Em janeiro de 85 eu tinha um namorado que não era chegado a rock,
preferia jazz, mas topou fazer uma viagem de carro para assistir ao Rock
in Rio. Seria nossa primeira aventura on the road. Mas onde dormir? Ele
sugeriu alugarmos um trailer. E assim foi. Botamos o Maverick vermelho
na estrada puxando um trailer caindo aos pedaços. Chinelagem total, mas
foi uma das passagens mais originais da minha história. Credo, eu já
tenho uma história.
Saímos de Porto Alegre, passamos uns dias em Bombinhas, Maresias e
Paraty, até que chegamos ao Rio, onde estacionamos o trailer num camping
em Jacarepaguá. O festival já havia iniciado. No dia do nosso primeiro
show, lembro que meu namorado foi tomar uma cerveja enquanto fiquei no
trailer me arrumando. Quando ele retornou, não acreditou no que viu.
Parecia que eu ia ao shopping: calça branca, top, acho até que coloquei
salto alto.
— Tu tens ideia pra onde estamos indo? Pro meio da lama!
Teimosa, disse que iria daquele jeito mesmo, estava me sentindo um doce
de coco. Resultado: virei a mulher de barro. Choveu demais e aquele
descampado virou Woodstock. Da tal sandália nunca mais tive notícia e a
calça branca virou pano de chão.
Nos dias seguintes, camiseta, jeans, tênis e rabo de cavalo. Pô, óbvio.
Foram muitos shows, mas lembro que o mais espetacular foi o do Queen.
Freddie Mercury cantando “Love of my life” a capela enquanto regia a
multidão foi de arrepiar. E eu estava lá.
Vimos Yes, Rod Stewart, B-52, Nina Hagen, Ozzy Osbourne. E Barão Vermelho, Rita Lee, Blitz, Lulu Santos, Kid Abelha, Paralamas.
Inesquecível, tudo.
Fim de festa. De volta a Porto Alegre, devolvemos o trailer e seguimos
nossas vidas. O namorado? Casei com ele, tivemos duas filhas e vivemos
juntos por 17 anos. Hoje é um querido amigo, está casado de novo e segue
preferindo o jazz.
Em 1985, não havia telões nem camarotes vips, e lembro de apenas uma
lanchonete nos fundos do terreno, assim como meia dúzia de banheiros,
tudo muito precário. Nem sombra da megaestrutura de que se dispõe hoje.
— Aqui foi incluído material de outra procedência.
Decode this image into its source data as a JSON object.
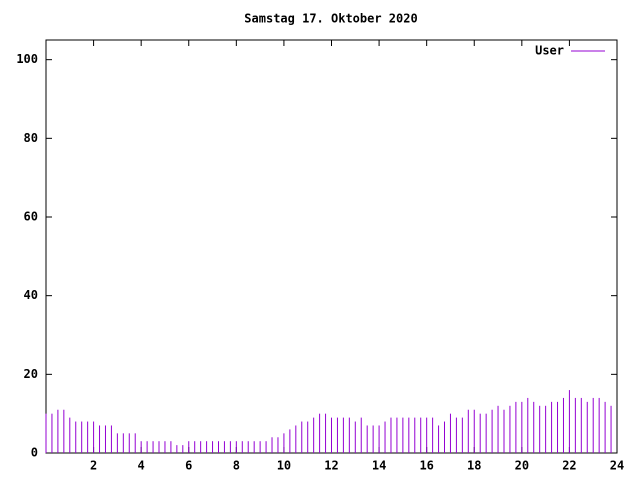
{
  "chart_data": {
    "type": "impulse",
    "title": "Samstag 17. Oktober 2020",
    "xlim": [
      0,
      24
    ],
    "xticks": [
      2,
      4,
      6,
      8,
      10,
      12,
      14,
      16,
      18,
      20,
      22,
      24
    ],
    "ylim": [
      0,
      105
    ],
    "yticks": [
      0,
      20,
      40,
      60,
      80,
      100
    ],
    "legend": "top-right",
    "x": [
      0,
      0.25,
      0.5,
      0.75,
      1,
      1.25,
      1.5,
      1.75,
      2,
      2.25,
      2.5,
      2.75,
      3,
      3.25,
      3.5,
      3.75,
      4,
      4.25,
      4.5,
      4.75,
      5,
      5.25,
      5.5,
      5.75,
      6,
      6.25,
      6.5,
      6.75,
      7,
      7.25,
      7.5,
      7.75,
      8,
      8.25,
      8.5,
      8.75,
      9,
      9.25,
      9.5,
      9.75,
      10,
      10.25,
      10.5,
      10.75,
      11,
      11.25,
      11.5,
      11.75,
      12,
      12.25,
      12.5,
      12.75,
      13,
      13.25,
      13.5,
      13.75,
      14,
      14.25,
      14.5,
      14.75,
      15,
      15.25,
      15.5,
      15.75,
      16,
      16.25,
      16.5,
      16.75,
      17,
      17.25,
      17.5,
      17.75,
      18,
      18.25,
      18.5,
      18.75,
      19,
      19.25,
      19.5,
      19.75,
      20,
      20.25,
      20.5,
      20.75,
      21,
      21.25,
      21.5,
      21.75,
      22,
      22.25,
      22.5,
      22.75,
      23,
      23.25,
      23.5,
      23.75
    ],
    "series": [
      {
        "name": "User",
        "color": "#9400d3",
        "values": [
          10,
          10,
          11,
          11,
          9,
          8,
          8,
          8,
          8,
          7,
          7,
          7,
          5,
          5,
          5,
          5,
          3,
          3,
          3,
          3,
          3,
          3,
          2,
          2,
          3,
          3,
          3,
          3,
          3,
          3,
          3,
          3,
          3,
          3,
          3,
          3,
          3,
          3,
          4,
          4,
          5,
          6,
          7,
          8,
          8,
          9,
          10,
          10,
          9,
          9,
          9,
          9,
          8,
          9,
          7,
          7,
          7,
          8,
          9,
          9,
          9,
          9,
          9,
          9,
          9,
          9,
          7,
          8,
          10,
          9,
          9,
          11,
          11,
          10,
          10,
          11,
          12,
          11,
          12,
          13,
          13,
          14,
          13,
          12,
          12,
          13,
          13,
          14,
          16,
          14,
          14,
          13,
          14,
          14,
          13,
          12
        ]
      }
    ]
  }
}
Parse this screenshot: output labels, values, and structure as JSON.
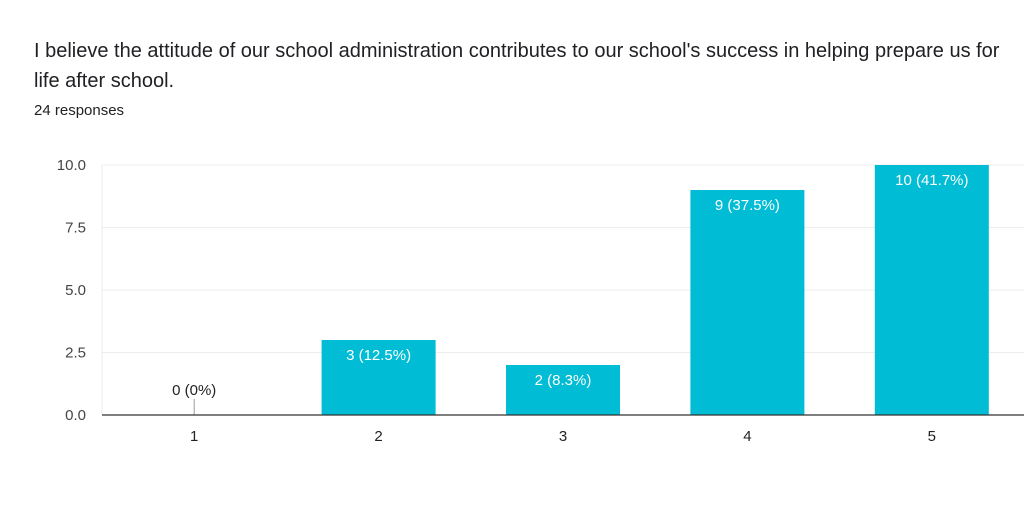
{
  "question": "I believe the attitude of our school administration contributes to our school's success in helping prepare us for life after school.",
  "response_count": "24 responses",
  "chart_data": {
    "type": "bar",
    "title": "I believe the attitude of our school administration contributes to our school's success in helping prepare us for life after school.",
    "categories": [
      "1",
      "2",
      "3",
      "4",
      "5"
    ],
    "values": [
      0,
      3,
      2,
      9,
      10
    ],
    "data_labels": [
      "0 (0%)",
      "3 (12.5%)",
      "2 (8.3%)",
      "9 (37.5%)",
      "10 (41.7%)"
    ],
    "yticks": [
      "0.0",
      "2.5",
      "5.0",
      "7.5",
      "10.0"
    ],
    "ylim": [
      0,
      10
    ],
    "grid": true,
    "color": "#00bcd4",
    "xlabel": "",
    "ylabel": ""
  }
}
Passavase trabalho, mas, por outro lado, era uma experiência genuína. Só
encarava essa indiada quem gostava realmente de música e aventura.
Ter 23 anos colaborava também.
Poucas coisas são tão vibrantes quanto um show. Eu começo a transcender
antes mesmo de atravessar os portões. Curto a aproximação coletiva,
aquele povo se dirigindo para o mesmo lugar e com o mesmo propósito,
como se estivesse peregrinando até uma igreja em busca de comunhão.
Apagam-se as luzes. Expectativa, ansiedade.
Então surgem no palco os donos da noite. Ao soar o primeiro acorde,
viramos todos evangélicos, budistas, espiritualistas do rock.
Show é consagração. Os aplausos são mesuras e o assovio é o código
sonoro da reverência. O público faz parte de um só corpo e de um só
sangue. Desta vez não irei, mas deixo aqui minha bênção para todos os
devotos da guitarra. Rock in Rio 2011, amém.